Sat, 12 Dec 2009
Tehran - Iran said Saturday that any further United Nations sanctions over its controversial nuclear programs were "unjust and political," ISNA news agency reported. The European Union and the US announced on Friday that they were prepared to push for more UN sanctions against Iran should the Islamic Republic refuse to cooperate with foreign demands on its nuclear projects.
"The countries (planning the sanctions) know very well that their plan is totally unjust and political," foreign ministry spokesman Ramin Mehmanparast told ISNA.
"World public opinion should know that this plan is outside any internationally acknowledged legal framework and especially outside the framework of the International Atomic Energy Agency (IAEA)," the spokesman said.
The government said Iran has the right to pursue peaceful nuclear development, including uranium enrichment, as signatory of the Non- Proliferation Treaty (NPT) and member of the IAEA.
Tehran also rejects Western charges that it is working on a secret nuclear program to make an atomic bomb.
Iranian Foreign Minister Manouchehr Mottaki, currently in Bahrain at a security conference, criticized the world powers' plans of renewed sanction against Iran and said such measures would have the reverse effect.
"The use of force, threats and sanctions for confronting Iran's peaceful nuclear projects and making instrumental and political use of the IAEA would not only have reverse effects but also undermine the NPT," Mottaki was quoted by Mehr news agency as saying.
The Iranian foreign minister called on the world powers "to stop discrimination", instead of focusing on Iran, but to also look at Israel.

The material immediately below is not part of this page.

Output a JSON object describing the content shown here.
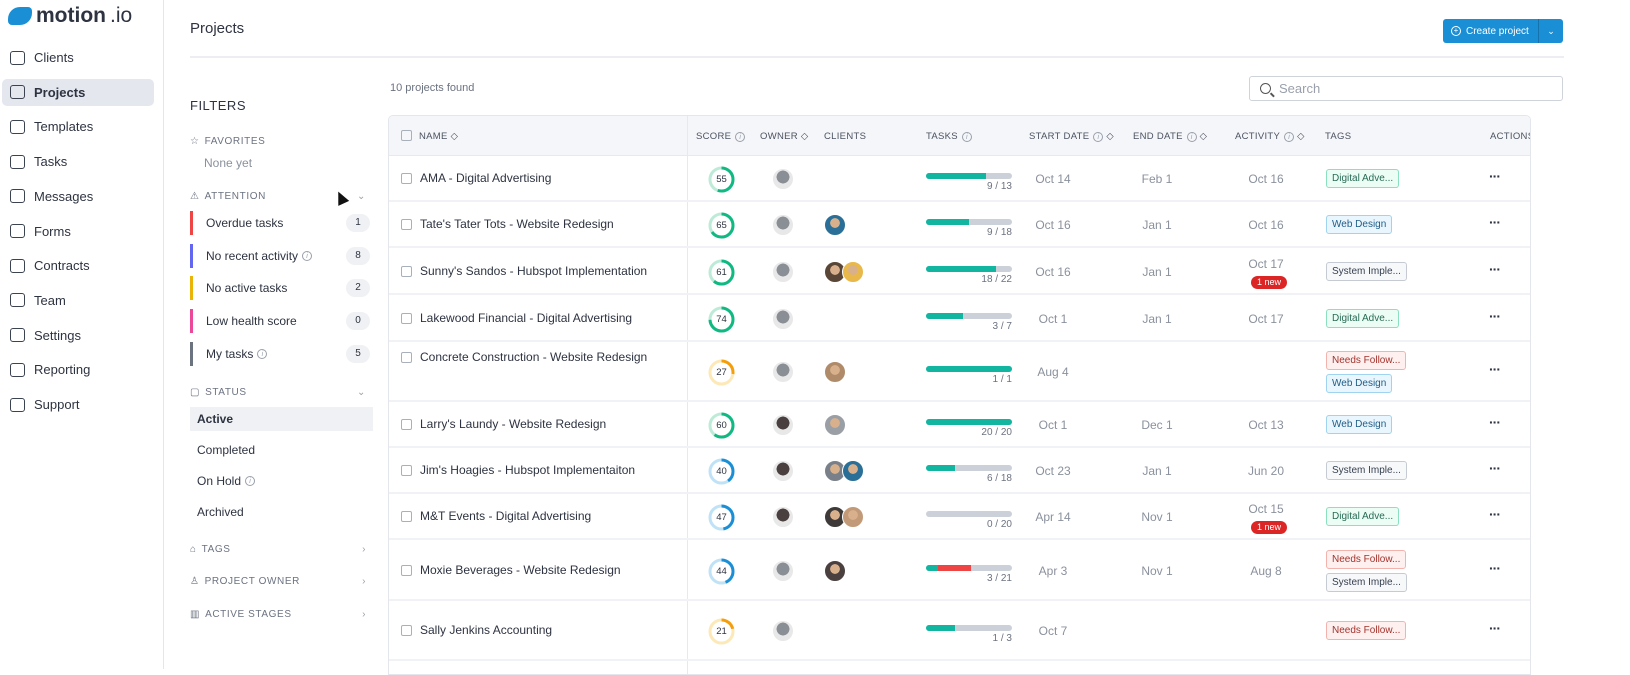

The nuclear row has reached another deadlock after Iran admitted to the construction of a new enrichment site south of Tehran, and rejected a plan brokered by the IAEA for Iran's low enriched uranium (LEU) being exported to Russia and France for further enrichment and eventually fuel for the Tehran medical reactor.
"The deal is still on, just our proposal was the deal should be made inside Iran: bring the fuel and get the LEU instead," Mehmanparast said, reiterating that Iran needed guarantees that the deal would be correctly implemented.

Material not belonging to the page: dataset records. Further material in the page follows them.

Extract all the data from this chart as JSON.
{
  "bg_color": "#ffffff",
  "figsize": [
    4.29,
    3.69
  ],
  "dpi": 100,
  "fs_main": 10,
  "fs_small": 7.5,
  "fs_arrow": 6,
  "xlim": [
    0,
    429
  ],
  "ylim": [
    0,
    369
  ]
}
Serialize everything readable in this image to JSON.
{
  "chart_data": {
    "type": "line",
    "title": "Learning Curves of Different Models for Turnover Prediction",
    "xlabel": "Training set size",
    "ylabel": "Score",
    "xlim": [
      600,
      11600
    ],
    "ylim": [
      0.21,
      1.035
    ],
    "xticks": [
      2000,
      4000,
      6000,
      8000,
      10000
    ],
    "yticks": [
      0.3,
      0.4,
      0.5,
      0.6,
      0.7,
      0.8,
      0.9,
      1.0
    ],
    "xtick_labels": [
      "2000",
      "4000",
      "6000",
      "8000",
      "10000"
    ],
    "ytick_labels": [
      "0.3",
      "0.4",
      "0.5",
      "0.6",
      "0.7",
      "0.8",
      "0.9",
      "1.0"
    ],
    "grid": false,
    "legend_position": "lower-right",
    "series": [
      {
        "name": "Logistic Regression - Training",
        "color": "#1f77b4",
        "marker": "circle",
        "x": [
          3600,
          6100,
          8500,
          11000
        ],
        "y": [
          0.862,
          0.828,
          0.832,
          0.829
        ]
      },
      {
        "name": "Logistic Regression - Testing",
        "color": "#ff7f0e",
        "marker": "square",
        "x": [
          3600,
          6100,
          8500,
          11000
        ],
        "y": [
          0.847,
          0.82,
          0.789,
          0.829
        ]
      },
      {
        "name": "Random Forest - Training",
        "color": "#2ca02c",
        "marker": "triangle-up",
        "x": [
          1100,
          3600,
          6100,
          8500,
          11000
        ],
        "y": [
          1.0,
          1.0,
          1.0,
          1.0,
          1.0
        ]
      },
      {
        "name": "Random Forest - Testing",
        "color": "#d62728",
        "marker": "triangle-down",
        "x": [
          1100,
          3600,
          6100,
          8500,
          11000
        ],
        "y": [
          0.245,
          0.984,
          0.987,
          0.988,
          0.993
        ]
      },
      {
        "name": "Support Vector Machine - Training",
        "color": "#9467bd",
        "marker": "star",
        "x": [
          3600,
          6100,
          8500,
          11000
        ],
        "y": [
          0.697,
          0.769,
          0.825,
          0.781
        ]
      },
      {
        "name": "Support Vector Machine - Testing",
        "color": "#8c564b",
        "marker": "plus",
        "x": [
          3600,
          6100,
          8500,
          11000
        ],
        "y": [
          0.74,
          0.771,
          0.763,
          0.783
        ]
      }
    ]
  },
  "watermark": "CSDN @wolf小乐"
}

"The deal can fully be under IAEA supervision and even the fuel can even be delivered inside Iran first to the IAEA (and then to us)," the spokesman added.
Both the IAEA and the world powers have so far rejected the Iranian proposal and gave Iran time until the end of the year to accept the initial IAEA plan or face renewed sanctions.

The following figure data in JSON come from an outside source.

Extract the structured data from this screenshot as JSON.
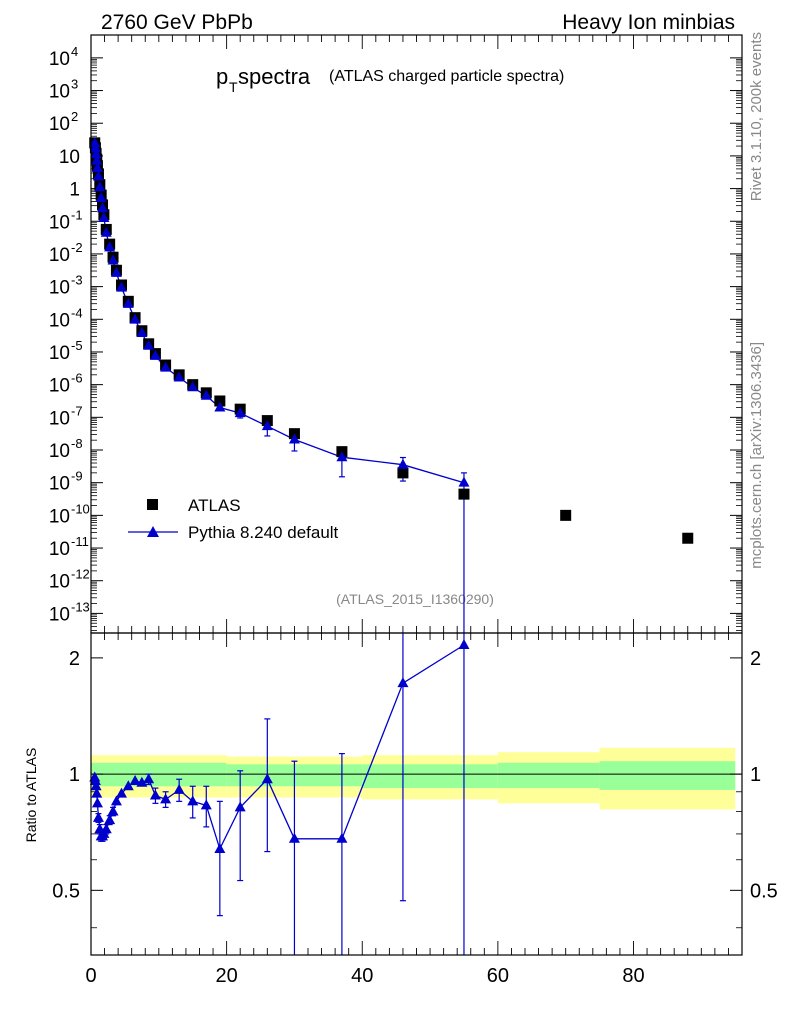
{
  "header": {
    "left": "2760 GeV PbPb",
    "right": "Heavy Ion minbias"
  },
  "title": {
    "main": "p",
    "sub": "T",
    "rest": " spectra",
    "detail": "(ATLAS charged particle spectra)"
  },
  "side_text": {
    "rivet": "Rivet 3.1.10,  200k events",
    "mcplots": "mcplots.cern.ch [arXiv:1306.3436]"
  },
  "analysis_id": "(ATLAS_2015_I1360290)",
  "legend": {
    "data_label": "ATLAS",
    "mc_label": "Pythia 8.240 default"
  },
  "ratio_ylabel": "Ratio to ATLAS",
  "colors": {
    "data": "#000000",
    "mc": "#0000cc",
    "band_inner": "#99ff99",
    "band_outer": "#ffff99",
    "grey_text": "#888888"
  },
  "chart_data": [
    {
      "type": "scatter",
      "yscale": "log",
      "xlim": [
        0,
        96
      ],
      "ylim_exp": [
        -13.6,
        4.7
      ],
      "y_ticks": [
        {
          "base": "10",
          "exp": "4"
        },
        {
          "base": "10",
          "exp": "3"
        },
        {
          "base": "10",
          "exp": "2"
        },
        {
          "base": "10",
          "exp": ""
        },
        {
          "base": "1",
          "exp": ""
        },
        {
          "base": "10",
          "exp": "-1"
        },
        {
          "base": "10",
          "exp": "-2"
        },
        {
          "base": "10",
          "exp": "-3"
        },
        {
          "base": "10",
          "exp": "-4"
        },
        {
          "base": "10",
          "exp": "-5"
        },
        {
          "base": "10",
          "exp": "-6"
        },
        {
          "base": "10",
          "exp": "-7"
        },
        {
          "base": "10",
          "exp": "-8"
        },
        {
          "base": "10",
          "exp": "-9"
        },
        {
          "base": "10",
          "exp": "-10"
        },
        {
          "base": "10",
          "exp": "-11"
        },
        {
          "base": "10",
          "exp": "-12"
        },
        {
          "base": "10",
          "exp": "-13"
        }
      ],
      "series": [
        {
          "name": "ATLAS",
          "marker": "square",
          "x": [
            0.55,
            0.65,
            0.75,
            0.85,
            0.95,
            1.1,
            1.3,
            1.5,
            1.7,
            1.9,
            2.25,
            2.75,
            3.25,
            3.75,
            4.5,
            5.5,
            6.5,
            7.5,
            8.5,
            9.5,
            11,
            13,
            15,
            17,
            19,
            22,
            26,
            30,
            37,
            46,
            55,
            70,
            88
          ],
          "log10_y": [
            1.4,
            1.25,
            1.08,
            0.9,
            0.7,
            0.45,
            0.12,
            -0.2,
            -0.5,
            -0.8,
            -1.25,
            -1.7,
            -2.1,
            -2.5,
            -2.95,
            -3.45,
            -3.95,
            -4.35,
            -4.75,
            -5.05,
            -5.4,
            -5.7,
            -6.0,
            -6.25,
            -6.5,
            -6.75,
            -7.1,
            -7.5,
            -8.05,
            -8.7,
            -9.35,
            -10.0,
            -10.7
          ],
          "note": "y is drawn as 10^log10_y"
        },
        {
          "name": "Pythia 8.240 default",
          "marker": "triangle",
          "line": true,
          "x": [
            0.55,
            0.65,
            0.75,
            0.85,
            0.95,
            1.1,
            1.3,
            1.5,
            1.7,
            1.9,
            2.25,
            2.75,
            3.25,
            3.75,
            4.5,
            5.5,
            6.5,
            7.5,
            8.5,
            9.5,
            11,
            13,
            15,
            17,
            19,
            22,
            26,
            30,
            37,
            46,
            55
          ],
          "log10_y": [
            1.39,
            1.23,
            1.05,
            0.85,
            0.63,
            0.37,
            0.04,
            -0.29,
            -0.6,
            -0.9,
            -1.35,
            -1.8,
            -2.2,
            -2.58,
            -3.03,
            -3.53,
            -4.01,
            -4.42,
            -4.81,
            -5.12,
            -5.48,
            -5.78,
            -6.08,
            -6.34,
            -6.7,
            -6.87,
            -7.27,
            -7.68,
            -8.22,
            -8.45,
            -9.0
          ],
          "log10_err_lo": [
            0.02,
            0.02,
            0.02,
            0.02,
            0.02,
            0.02,
            0.02,
            0.02,
            0.02,
            0.02,
            0.03,
            0.03,
            0.03,
            0.03,
            0.05,
            0.05,
            0.05,
            0.05,
            0.05,
            0.05,
            0.06,
            0.07,
            0.08,
            0.1,
            0.1,
            0.15,
            0.3,
            0.35,
            0.6,
            0.5,
            6.0
          ],
          "log10_err_hi": [
            0.02,
            0.02,
            0.02,
            0.02,
            0.02,
            0.02,
            0.02,
            0.02,
            0.02,
            0.02,
            0.03,
            0.03,
            0.03,
            0.03,
            0.05,
            0.05,
            0.05,
            0.05,
            0.05,
            0.05,
            0.06,
            0.07,
            0.08,
            0.1,
            0.1,
            0.12,
            0.2,
            0.2,
            0.25,
            0.22,
            0.3
          ]
        }
      ]
    },
    {
      "type": "line",
      "ylabel": "Ratio to ATLAS",
      "xlim": [
        0,
        96
      ],
      "ylim": [
        0.34,
        2.32
      ],
      "xticks": [
        "0",
        "20",
        "40",
        "60",
        "80"
      ],
      "yticks": [
        "0.5",
        "1",
        "2"
      ],
      "bands": [
        {
          "x0": 0,
          "x1": 20,
          "inner": [
            0.93,
            1.07
          ],
          "outer": [
            0.87,
            1.12
          ]
        },
        {
          "x0": 20,
          "x1": 40,
          "inner": [
            0.93,
            1.06
          ],
          "outer": [
            0.87,
            1.11
          ]
        },
        {
          "x0": 40,
          "x1": 60,
          "inner": [
            0.92,
            1.06
          ],
          "outer": [
            0.86,
            1.12
          ]
        },
        {
          "x0": 60,
          "x1": 75,
          "inner": [
            0.92,
            1.07
          ],
          "outer": [
            0.84,
            1.14
          ]
        },
        {
          "x0": 75,
          "x1": 95,
          "inner": [
            0.91,
            1.08
          ],
          "outer": [
            0.81,
            1.17
          ]
        }
      ],
      "series": [
        {
          "name": "Pythia 8.240 default",
          "x": [
            0.55,
            0.65,
            0.75,
            0.85,
            0.95,
            1.1,
            1.3,
            1.5,
            1.7,
            1.9,
            2.25,
            2.75,
            3.25,
            3.75,
            4.5,
            5.5,
            6.5,
            7.5,
            8.5,
            9.5,
            11,
            13,
            15,
            17,
            19,
            22,
            26,
            30,
            37,
            46,
            55
          ],
          "y": [
            0.98,
            0.96,
            0.93,
            0.89,
            0.84,
            0.77,
            0.72,
            0.69,
            0.69,
            0.7,
            0.72,
            0.76,
            0.8,
            0.85,
            0.89,
            0.93,
            0.96,
            0.95,
            0.97,
            0.88,
            0.86,
            0.91,
            0.85,
            0.83,
            0.64,
            0.82,
            0.97,
            0.68,
            0.68,
            1.72,
            2.16
          ],
          "err_lo": [
            0.02,
            0.02,
            0.02,
            0.02,
            0.02,
            0.02,
            0.02,
            0.02,
            0.02,
            0.02,
            0.02,
            0.02,
            0.02,
            0.02,
            0.02,
            0.02,
            0.02,
            0.02,
            0.03,
            0.04,
            0.04,
            0.06,
            0.08,
            0.1,
            0.21,
            0.29,
            0.34,
            0.34,
            0.34,
            1.25,
            1.9
          ],
          "err_hi": [
            0.02,
            0.02,
            0.02,
            0.02,
            0.02,
            0.02,
            0.02,
            0.02,
            0.02,
            0.02,
            0.02,
            0.02,
            0.02,
            0.02,
            0.02,
            0.02,
            0.02,
            0.02,
            0.03,
            0.04,
            0.04,
            0.06,
            0.08,
            0.1,
            0.21,
            0.2,
            0.42,
            0.4,
            0.45,
            0.7,
            0.4
          ]
        }
      ]
    }
  ]
}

Following another IAEA resolution last month against the Islamic state, Iran warned it would reduce cooperation with the UN nuclear guardian to a minimum and would even increase the enrichment level of its uranium from around 5 per cent now to 20 per cent by itself.
Tehran however later revised its stance and, as repeated Saturday by Mottaki in Bahrain, vowed to continue cooperation.
Tehran also proclaimed that for covering its electricity needs, the country needed between 15 to 20 new uranium enrichment sites of which ten have already been ordered by President Mahmoud Ahmadinejad to be built.